The changes made to the way domestic cricket is played in Pakistan should spark improvement
When last year Pakistan Cricket Board announced the totally revamped domestic structure featuring six regional teams, it invited a lot of criticism and it was said that hundreds of cricketers would be left unemployed.
But the recently concluded Quaid-e-Azam Trophy had a lot of positives.
One positive thing was the three-member panel which was chosen for selecting up to 215 cricketers for six associations comprising Rashid Latif, Nadeem Khan and Misbah ul Haq. Another notable thing was the induction of at least one leg-spinner in each team. The introduction of no-toss rule prevented the home team from taking any unfair advantage. The matches were played on home and away basis. Strict actions were also taken against players and coaches in the form of fines whenever rules were violated. The points system was also improved.
Unlike previous seasons when the matches were played on wet pitches supporting fast bowlers and so finished inside two days, this season most of the matches ended without a result. Huge totals were posted and lots hundreds were scored.
This season also saw a total paradigm shift in the bowling department, as spinners completely dominated with Nauman Ali topping the bowling charts with 54 wickets.
The fast bowlers had their struggles this season with Tabish Khan being the top wicket-taker with mere 25 wickets.
Many young and talented players emerged from the country’s premier domestic tournament which was also given a lot of media coverage as press conferences were organised after each day’s play with best performers from both sides being questioned while captains and coaches were accountable after each result.
The average first innings total increased to 422 from 267, which means that the batsman got value of spending time at the crease and spinners got a large number of overs to bowl. Some of the matches ended with hard-fought draws.
The last game between Northern and Khyber Pakhtunkhwa had a nail-biting finish with Northern declaring with a lead of less than 250 and KP losing by just 39 runs. This kind of tense and unpredictable matches were not seen in the previous format.
The 25-year-old Zafar Gohar of Central Punjab was adjudged the player of the tournament for his 38 wickets and 458 runs.
Some very young and talented batsmen emerged this season with Balochistan’s 24-year-old Imran Butt being the top run getter. The 19-year-old Northern opener Haider Ali scored 645 runs in seven matches with a hundred in the final.

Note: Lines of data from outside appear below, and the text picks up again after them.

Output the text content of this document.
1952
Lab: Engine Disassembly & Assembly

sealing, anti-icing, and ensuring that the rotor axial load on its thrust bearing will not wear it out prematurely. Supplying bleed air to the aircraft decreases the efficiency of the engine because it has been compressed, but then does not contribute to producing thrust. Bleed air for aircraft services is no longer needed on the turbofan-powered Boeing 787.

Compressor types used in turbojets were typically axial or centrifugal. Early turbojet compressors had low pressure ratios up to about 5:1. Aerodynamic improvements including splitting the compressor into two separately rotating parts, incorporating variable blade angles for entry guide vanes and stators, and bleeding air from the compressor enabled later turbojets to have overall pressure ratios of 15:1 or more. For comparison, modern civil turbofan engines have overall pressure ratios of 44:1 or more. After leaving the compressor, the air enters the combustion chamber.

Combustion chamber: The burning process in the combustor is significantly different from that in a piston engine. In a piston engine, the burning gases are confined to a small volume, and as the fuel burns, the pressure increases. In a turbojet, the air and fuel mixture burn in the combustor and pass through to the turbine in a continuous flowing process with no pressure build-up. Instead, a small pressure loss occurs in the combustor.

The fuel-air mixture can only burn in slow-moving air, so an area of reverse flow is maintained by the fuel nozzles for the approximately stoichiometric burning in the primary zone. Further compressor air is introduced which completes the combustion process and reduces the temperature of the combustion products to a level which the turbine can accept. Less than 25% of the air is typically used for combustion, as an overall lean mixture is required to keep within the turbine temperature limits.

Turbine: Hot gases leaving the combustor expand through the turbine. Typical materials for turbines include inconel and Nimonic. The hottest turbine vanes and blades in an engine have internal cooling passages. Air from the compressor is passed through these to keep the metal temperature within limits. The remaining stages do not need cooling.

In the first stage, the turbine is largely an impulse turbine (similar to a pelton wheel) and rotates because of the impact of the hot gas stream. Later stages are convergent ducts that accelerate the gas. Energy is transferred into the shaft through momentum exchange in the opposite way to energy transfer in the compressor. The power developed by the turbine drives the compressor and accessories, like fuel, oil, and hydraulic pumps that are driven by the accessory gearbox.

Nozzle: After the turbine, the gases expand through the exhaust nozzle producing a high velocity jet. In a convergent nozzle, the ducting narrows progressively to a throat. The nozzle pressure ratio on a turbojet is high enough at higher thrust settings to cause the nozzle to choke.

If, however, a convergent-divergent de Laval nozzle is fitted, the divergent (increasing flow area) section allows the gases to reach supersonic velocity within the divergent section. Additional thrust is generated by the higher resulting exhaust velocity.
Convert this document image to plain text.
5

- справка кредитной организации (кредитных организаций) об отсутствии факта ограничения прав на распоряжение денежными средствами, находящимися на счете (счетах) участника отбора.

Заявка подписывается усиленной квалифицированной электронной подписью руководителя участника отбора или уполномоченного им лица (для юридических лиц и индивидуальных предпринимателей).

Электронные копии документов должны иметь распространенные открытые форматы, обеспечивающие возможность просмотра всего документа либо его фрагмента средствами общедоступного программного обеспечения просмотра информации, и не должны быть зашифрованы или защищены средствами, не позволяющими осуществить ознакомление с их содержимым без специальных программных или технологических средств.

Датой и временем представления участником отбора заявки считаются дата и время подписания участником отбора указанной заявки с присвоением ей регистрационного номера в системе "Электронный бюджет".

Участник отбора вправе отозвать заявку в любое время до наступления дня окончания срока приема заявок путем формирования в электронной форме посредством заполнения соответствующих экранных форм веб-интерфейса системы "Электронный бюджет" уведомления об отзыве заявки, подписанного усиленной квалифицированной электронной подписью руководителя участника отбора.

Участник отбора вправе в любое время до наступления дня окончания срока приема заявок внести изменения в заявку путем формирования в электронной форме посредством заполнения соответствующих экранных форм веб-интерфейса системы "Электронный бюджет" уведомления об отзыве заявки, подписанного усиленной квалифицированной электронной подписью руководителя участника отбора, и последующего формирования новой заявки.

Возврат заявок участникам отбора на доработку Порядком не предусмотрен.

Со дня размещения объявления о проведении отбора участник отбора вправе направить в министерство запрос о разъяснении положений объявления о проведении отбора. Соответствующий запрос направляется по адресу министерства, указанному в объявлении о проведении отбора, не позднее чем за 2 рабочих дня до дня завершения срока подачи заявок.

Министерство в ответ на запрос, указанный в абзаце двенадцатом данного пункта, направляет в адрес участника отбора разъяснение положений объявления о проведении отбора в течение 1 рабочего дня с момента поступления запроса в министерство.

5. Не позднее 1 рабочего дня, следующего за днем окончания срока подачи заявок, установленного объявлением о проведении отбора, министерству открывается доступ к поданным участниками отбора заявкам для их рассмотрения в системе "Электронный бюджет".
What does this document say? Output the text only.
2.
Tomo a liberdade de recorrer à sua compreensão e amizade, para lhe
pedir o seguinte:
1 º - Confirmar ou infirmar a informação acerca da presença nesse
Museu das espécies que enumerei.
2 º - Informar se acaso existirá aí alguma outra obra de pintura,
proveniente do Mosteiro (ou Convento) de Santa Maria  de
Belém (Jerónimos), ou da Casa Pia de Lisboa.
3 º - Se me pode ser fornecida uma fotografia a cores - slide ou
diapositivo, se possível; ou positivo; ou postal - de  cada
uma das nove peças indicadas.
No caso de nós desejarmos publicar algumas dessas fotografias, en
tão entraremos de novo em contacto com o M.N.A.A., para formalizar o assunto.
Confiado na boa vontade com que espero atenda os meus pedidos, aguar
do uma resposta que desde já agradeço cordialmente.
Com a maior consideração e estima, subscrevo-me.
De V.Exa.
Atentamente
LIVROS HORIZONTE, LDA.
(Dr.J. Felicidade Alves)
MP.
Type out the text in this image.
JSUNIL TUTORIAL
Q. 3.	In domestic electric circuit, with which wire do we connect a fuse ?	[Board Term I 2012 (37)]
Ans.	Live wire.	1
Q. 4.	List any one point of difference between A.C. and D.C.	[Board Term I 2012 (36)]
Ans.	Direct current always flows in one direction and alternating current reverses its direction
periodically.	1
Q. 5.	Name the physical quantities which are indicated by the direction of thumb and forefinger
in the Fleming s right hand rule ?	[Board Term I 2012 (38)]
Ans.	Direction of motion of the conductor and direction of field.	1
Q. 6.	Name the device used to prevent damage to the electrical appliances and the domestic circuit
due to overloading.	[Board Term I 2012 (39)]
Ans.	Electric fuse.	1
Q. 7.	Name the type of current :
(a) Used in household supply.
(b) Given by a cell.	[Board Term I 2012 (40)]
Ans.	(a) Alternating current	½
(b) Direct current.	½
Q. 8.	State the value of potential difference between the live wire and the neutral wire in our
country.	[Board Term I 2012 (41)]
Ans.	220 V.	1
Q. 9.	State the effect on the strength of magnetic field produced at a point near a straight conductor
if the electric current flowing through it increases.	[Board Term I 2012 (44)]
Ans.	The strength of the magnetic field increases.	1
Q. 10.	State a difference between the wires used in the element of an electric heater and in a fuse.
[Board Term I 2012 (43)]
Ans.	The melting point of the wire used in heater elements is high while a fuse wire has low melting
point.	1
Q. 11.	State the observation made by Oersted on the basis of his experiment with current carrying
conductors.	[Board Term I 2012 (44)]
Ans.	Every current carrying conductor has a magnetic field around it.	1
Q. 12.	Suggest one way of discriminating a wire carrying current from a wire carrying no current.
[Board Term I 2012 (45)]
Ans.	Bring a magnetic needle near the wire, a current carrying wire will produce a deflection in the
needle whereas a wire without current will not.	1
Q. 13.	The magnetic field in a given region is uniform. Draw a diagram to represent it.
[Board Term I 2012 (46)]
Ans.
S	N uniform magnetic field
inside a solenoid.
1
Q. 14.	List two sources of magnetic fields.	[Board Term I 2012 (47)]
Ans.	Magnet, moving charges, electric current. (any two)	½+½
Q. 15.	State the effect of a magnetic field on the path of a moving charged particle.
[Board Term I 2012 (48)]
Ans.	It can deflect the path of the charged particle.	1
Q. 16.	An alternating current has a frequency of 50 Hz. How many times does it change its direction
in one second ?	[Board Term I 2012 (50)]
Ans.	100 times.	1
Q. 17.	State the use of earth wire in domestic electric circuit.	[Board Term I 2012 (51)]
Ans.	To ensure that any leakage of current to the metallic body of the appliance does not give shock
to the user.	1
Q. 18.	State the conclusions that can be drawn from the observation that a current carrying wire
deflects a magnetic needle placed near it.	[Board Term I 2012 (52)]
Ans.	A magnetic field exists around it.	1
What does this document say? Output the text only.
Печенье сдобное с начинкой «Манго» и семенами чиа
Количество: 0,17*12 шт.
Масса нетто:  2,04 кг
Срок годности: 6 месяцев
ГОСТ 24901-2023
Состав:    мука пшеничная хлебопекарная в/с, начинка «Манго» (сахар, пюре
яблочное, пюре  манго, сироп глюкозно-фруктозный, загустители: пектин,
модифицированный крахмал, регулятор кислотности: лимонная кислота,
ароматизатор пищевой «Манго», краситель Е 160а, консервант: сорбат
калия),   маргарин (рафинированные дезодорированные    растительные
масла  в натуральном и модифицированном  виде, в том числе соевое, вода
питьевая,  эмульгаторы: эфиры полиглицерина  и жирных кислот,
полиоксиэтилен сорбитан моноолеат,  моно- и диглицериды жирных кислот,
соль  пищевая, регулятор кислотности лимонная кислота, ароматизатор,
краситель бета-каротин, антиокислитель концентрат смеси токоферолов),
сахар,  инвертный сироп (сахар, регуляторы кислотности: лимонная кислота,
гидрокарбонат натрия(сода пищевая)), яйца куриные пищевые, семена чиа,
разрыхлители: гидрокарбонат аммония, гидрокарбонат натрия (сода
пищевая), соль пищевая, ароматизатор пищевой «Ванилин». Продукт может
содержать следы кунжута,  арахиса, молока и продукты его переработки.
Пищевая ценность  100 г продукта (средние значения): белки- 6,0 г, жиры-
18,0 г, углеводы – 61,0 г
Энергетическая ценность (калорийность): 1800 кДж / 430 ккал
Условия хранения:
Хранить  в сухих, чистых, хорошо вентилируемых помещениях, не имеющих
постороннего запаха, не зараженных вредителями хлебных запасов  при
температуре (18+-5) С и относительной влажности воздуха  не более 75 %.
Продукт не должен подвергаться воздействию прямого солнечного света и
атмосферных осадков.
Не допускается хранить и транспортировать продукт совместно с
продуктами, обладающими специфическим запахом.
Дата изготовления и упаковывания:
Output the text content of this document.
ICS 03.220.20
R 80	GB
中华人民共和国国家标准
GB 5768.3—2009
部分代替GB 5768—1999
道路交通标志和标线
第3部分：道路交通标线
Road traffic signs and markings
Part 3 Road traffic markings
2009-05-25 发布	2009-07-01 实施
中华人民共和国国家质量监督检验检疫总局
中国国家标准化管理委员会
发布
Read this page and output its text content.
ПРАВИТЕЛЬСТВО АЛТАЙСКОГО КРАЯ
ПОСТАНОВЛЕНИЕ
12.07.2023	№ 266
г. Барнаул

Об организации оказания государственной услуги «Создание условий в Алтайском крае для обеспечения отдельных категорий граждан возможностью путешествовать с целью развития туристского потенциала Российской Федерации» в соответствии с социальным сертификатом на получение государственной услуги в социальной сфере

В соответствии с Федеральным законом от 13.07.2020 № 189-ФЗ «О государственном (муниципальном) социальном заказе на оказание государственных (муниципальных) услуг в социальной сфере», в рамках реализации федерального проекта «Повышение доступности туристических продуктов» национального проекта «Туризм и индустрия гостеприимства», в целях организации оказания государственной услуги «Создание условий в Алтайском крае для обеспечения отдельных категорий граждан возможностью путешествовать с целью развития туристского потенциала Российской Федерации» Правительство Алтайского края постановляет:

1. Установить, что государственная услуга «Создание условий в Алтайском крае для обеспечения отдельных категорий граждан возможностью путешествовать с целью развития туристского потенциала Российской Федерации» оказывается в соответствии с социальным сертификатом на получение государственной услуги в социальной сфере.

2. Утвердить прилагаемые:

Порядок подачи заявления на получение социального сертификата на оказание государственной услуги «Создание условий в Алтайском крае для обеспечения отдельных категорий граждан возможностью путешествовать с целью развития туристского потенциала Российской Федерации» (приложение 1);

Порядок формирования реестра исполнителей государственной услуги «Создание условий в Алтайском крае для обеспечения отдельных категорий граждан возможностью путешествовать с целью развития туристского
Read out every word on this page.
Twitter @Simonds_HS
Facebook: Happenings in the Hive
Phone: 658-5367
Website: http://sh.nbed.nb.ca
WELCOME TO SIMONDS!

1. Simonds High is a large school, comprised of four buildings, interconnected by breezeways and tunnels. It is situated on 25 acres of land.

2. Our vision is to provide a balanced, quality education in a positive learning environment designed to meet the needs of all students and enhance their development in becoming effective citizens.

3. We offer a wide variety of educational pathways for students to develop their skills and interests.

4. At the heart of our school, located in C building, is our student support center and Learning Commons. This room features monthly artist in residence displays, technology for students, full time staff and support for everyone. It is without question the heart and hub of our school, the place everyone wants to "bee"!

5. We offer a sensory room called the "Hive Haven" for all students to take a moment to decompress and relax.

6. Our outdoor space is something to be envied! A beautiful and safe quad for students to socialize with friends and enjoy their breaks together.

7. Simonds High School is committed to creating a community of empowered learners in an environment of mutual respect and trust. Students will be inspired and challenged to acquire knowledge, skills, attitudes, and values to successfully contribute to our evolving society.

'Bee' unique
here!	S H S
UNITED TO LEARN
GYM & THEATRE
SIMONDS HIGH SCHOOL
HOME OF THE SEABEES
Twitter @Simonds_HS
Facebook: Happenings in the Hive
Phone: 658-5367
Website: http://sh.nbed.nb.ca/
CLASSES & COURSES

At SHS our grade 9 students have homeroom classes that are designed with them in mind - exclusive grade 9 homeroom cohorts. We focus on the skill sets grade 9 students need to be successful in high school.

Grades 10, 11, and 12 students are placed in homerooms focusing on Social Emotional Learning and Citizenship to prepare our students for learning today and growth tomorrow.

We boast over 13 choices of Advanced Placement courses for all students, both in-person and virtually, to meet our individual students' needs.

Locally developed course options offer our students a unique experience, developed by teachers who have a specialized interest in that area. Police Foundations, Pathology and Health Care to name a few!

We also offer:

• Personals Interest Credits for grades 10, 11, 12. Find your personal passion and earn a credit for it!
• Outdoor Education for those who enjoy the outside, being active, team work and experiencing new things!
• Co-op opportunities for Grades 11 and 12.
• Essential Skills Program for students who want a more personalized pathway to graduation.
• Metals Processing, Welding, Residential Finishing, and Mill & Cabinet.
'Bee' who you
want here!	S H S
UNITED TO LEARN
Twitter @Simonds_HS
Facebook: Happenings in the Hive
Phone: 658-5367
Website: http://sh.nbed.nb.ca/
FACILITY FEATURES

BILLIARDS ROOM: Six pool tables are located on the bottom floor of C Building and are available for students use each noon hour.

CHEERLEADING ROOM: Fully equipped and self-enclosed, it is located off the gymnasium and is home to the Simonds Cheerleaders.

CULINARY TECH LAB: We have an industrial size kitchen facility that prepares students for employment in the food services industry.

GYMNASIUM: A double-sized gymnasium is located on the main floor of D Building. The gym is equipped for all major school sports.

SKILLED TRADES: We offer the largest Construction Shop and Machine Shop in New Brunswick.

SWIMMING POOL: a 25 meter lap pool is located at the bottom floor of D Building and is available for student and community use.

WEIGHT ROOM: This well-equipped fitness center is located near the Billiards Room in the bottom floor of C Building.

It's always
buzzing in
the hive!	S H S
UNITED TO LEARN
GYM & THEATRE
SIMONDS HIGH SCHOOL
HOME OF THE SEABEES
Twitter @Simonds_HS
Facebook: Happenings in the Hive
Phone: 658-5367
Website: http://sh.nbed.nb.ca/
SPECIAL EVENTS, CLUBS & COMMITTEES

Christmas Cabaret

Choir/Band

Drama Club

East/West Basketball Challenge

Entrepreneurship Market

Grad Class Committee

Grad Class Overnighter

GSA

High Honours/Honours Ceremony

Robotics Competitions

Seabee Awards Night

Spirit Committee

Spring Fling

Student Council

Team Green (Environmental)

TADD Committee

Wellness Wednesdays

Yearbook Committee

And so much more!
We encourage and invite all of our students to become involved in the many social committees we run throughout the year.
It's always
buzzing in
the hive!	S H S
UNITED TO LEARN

The 23-year-old Zeeshan Malik of Northern scored 780 runs in eight matches at an average of 52 with one hundred and six fifties.
The big find of the season was 18-year-old talented wicket-keeper batsman Rohail Nazir of Northern, who had 17 dismissals in six matches.
Fast bowler Tabish Khan didn’t perform badly. That he took only 25 wickets at an average of 40.92 was because of the pacer-unfriendly conditions. Bouncy and quick pitches are needed for the next season which should provide fast bowler some assistance with the new ball.
These performers have done their part but it depends on the coach-cum-selector Misbah ul Haq to select performers like Nauman who can fill the spot of Yasir Shah, while experienced Tabish can make a good trio with Naseem Shah and Shaheen Shah. Sami Aslam can be recalled for opening the innings. Will they get the chance they richly deserve? Or will they continue to be neglected? Only time will tell.